Le Président du Secours populaire de la Manche évoque des bénéficiaires qui "pour la plupart étaient des gens déjà fragilisés économiquement. Ils ont été piégés par le confinement. La crise sanitaire les a basculés dans la pauvreté. Ils se sont forcés à venir parce qu'ils n'arrivaient plus à prendre au moins un repas par jour. On a le cas de personnes endettées qui doivent choisir entre payer leurs factures et manger".
Avec les mesures de chômage partiel mises en place dans plusieurs entreprises ou le manque de travail en raison du Coronavirus, certains foyers peinent à joindre les deux bouts. Le recours à des associations solidaires comme le Secours Populaire est devenu une nécessité.
"Les revenus de certaines familles sont passés de 950 euros à seulement 600 euros. Alors que leurs charges n'ont pas bougé. Ces gens-là font partie du nouveau public qu'on aide en Seine-Maritime, comme les étudiants, les intérimaires ou les auto-entrepreneurs" complète Emilie Le Bigre.
La peur d'une nouvelle vague de chômage
Dans ce contexte de crise sanitaire du Covid-19 qui dure, l'association de lutte contre la précarité se dit inquiète pour la suite.Les prévisions de l'Unedic estiment que d'ici fin 2020, 900 000 emplois salariés seront détruits par rapport au 4e trimestre 2019, conduisant à 630 000 demandeurs d'emploi supplémentaires indemnisés par l'Assurance chômage en fin d'année par rapport à fin 2019. Avec, par ricochet, de plus en plus de personnes dans des conditions de précarité.
"On se demande si on va réussir à faire face. Nous avons sollicité l'aide du gouvernement car nous n'avons toujours pas compensé nos pertes de recettes. On enregistre des pertes de 23 000 à 24 000 euros chaque mois car nous ne pouvons pas organiser de loto ou de braderies. Des initiatives qui représentent 65% de notre budget" développe Joël Carpier, dont le discours se rapproche de celui de Nicolas Champion, à Caen : "on est inquiet de savoir comment va se passer l'hiver. Comment vont se passer les périodes de fête de fin d'année. On va devoir tenir sur le long terme pour accompagner les gens".
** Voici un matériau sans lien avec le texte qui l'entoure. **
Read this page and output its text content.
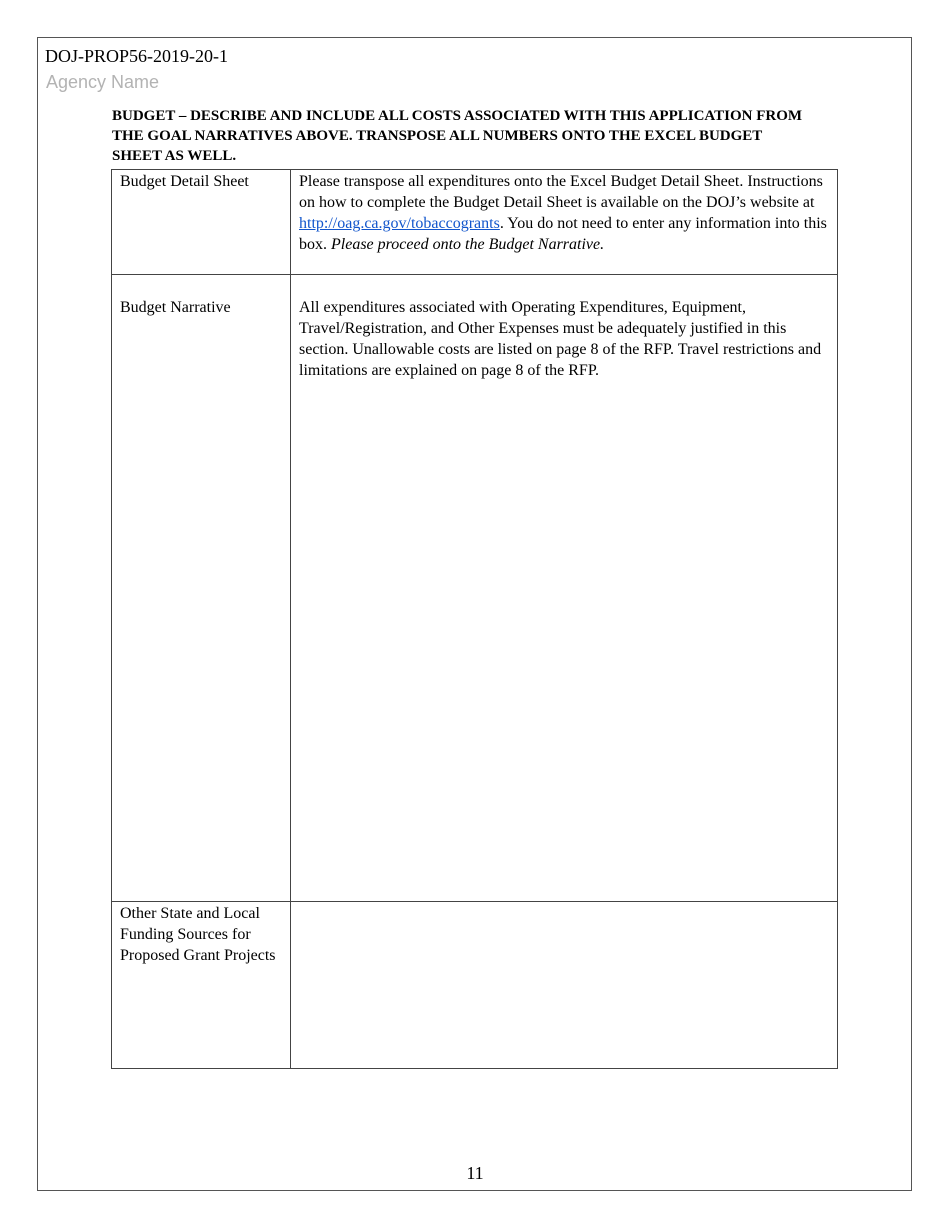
DOJ-PROP56-2019-20-1
Agency Name
BUDGET – DESCRIBE AND INCLUDE ALL COSTS ASSOCIATED WITH THIS APPLICATION FROM THE GOAL NARRATIVES ABOVE. TRANSPOSE ALL NUMBERS ONTO THE EXCEL BUDGET SHEET AS WELL.
Budget Detail Sheet	Please transpose all expenditures onto the Excel Budget Detail Sheet. Instructions on how to complete the Budget Detail Sheet is available on the DOJ’s website at http://oag.ca.gov/tobaccogrants. You do not need to enter any information into this box. Please proceed onto the Budget Narrative.
Budget Narrative	All expenditures associated with Operating Expenditures, Equipment, Travel/Registration, and Other Expenses must be adequately justified in this section. Unallowable costs are listed on page 8 of the RFP. Travel restrictions and limitations are explained on page 8 of the RFP.
Other State and Local Funding Sources for Proposed Grant Projects	
11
Signe encourageant cependant : depuis le mois de septembre, de nombreux jeunes, moins impactés par le coronavirus, ont fait part de leur envie d'aider bénévolement l'association et les bénéficiaires. Un motif d'espoir et un acte de solidarité, dans ce contexte compliqué.
Les différentes antennes du Secours Populaire rappellent que tous les dons sont les bienvenus.